Yeah I get that, I just dont see the advantage over a standard riggers belt or the purpose of the quick release buckle when using the loops. Or am I over thinking this and it is the same as a standard riggers belt while looped and the buckle jus comes into play when used above the pants?


----------



## Mac_NZ (Jul 10, 2012)

T, the Cobra buckle is rated on par with roll pin buckles are for climbing etc. The advantage is if you need a shit really quickly you can undo the buckle straight away instead of undoing the velcro and then unlashing the webbing. This helps avoid unsightly skids.


----------



## SkrewzLoose (Jul 10, 2012)

Mac_NZ said:


> T, the Cobra buckle is rated on par with roll pin buckles are for climbing etc. The advantage is if you need a shit really quickly you an undo the buckle straight away instead of undoing the velcro and then unlashing the webbing.
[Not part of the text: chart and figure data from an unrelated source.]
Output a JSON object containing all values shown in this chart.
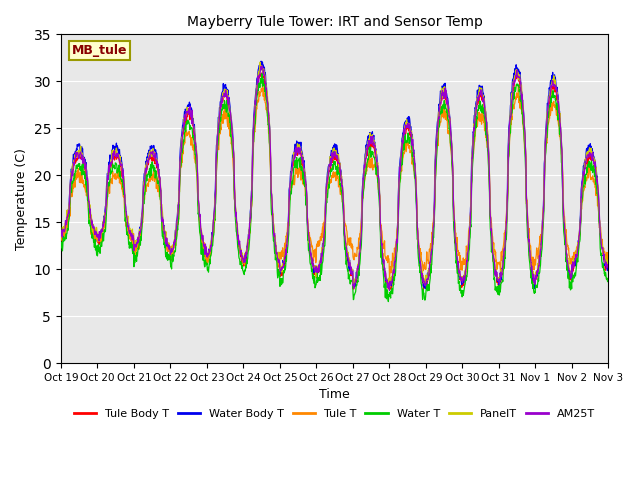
{
  "title": "Mayberry Tule Tower: IRT and Sensor Temp",
  "xlabel": "Time",
  "ylabel": "Temperature (C)",
  "ylim": [
    0,
    35
  ],
  "yticks": [
    0,
    5,
    10,
    15,
    20,
    25,
    30,
    35
  ],
  "bg_color": "#e8e8e8",
  "label_box_text": "MB_tule",
  "series_colors": {
    "Tule Body T": "#ff0000",
    "Water Body T": "#0000ee",
    "Tule T": "#ff8800",
    "Water T": "#00cc00",
    "PanelT": "#cccc00",
    "AM25T": "#9900cc"
  },
  "tick_labels": [
    "Oct 19",
    "Oct 20",
    "Oct 21",
    "Oct 22",
    "Oct 23",
    "Oct 24",
    "Oct 25",
    "Oct 26",
    "Oct 27",
    "Oct 28",
    "Oct 29",
    "Oct 30",
    "Oct 31",
    "Nov 1",
    "Nov 2",
    "Nov 3"
  ],
  "day_mins": [
    13.5,
    13.0,
    12.0,
    11.5,
    11.0,
    10.5,
    9.5,
    9.5,
    8.0,
    8.0,
    8.5,
    8.5,
    8.5,
    9.0,
    10.0,
    10.0
  ],
  "day_maxs": [
    22.0,
    22.0,
    22.0,
    26.5,
    28.5,
    31.0,
    22.5,
    22.0,
    23.5,
    25.0,
    28.5,
    28.5,
    30.5,
    29.5,
    22.0,
    20.0
  ],
  "tule_t_extra_low": [
    0,
    0,
    0,
    0,
    0,
    0,
    2,
    3,
    3,
    2,
    2,
    2,
    2,
    2,
    1,
    1
  ]
}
This helps avoid unsightly skids.


HA!


----------



## Loki (Jul 10, 2012)

Mac_NZ said:


> T, the Cobra buckle is rated on par with roll pin buckles are for climbing etc. The advantage is if you need a shit really quickly you an undo the buckle straight away instead of undoing the velcro and then unlashing the webbing. This helps avoid unsightly skids.


And that reason as well!


----------



## pardus (Jul 10, 2012)

Now it is clear to me!   lol


----------



## Loki (Jul 11, 2012)

Besides guys; Chicks Dig it!  It's not how you do, but how you look doing it...


----------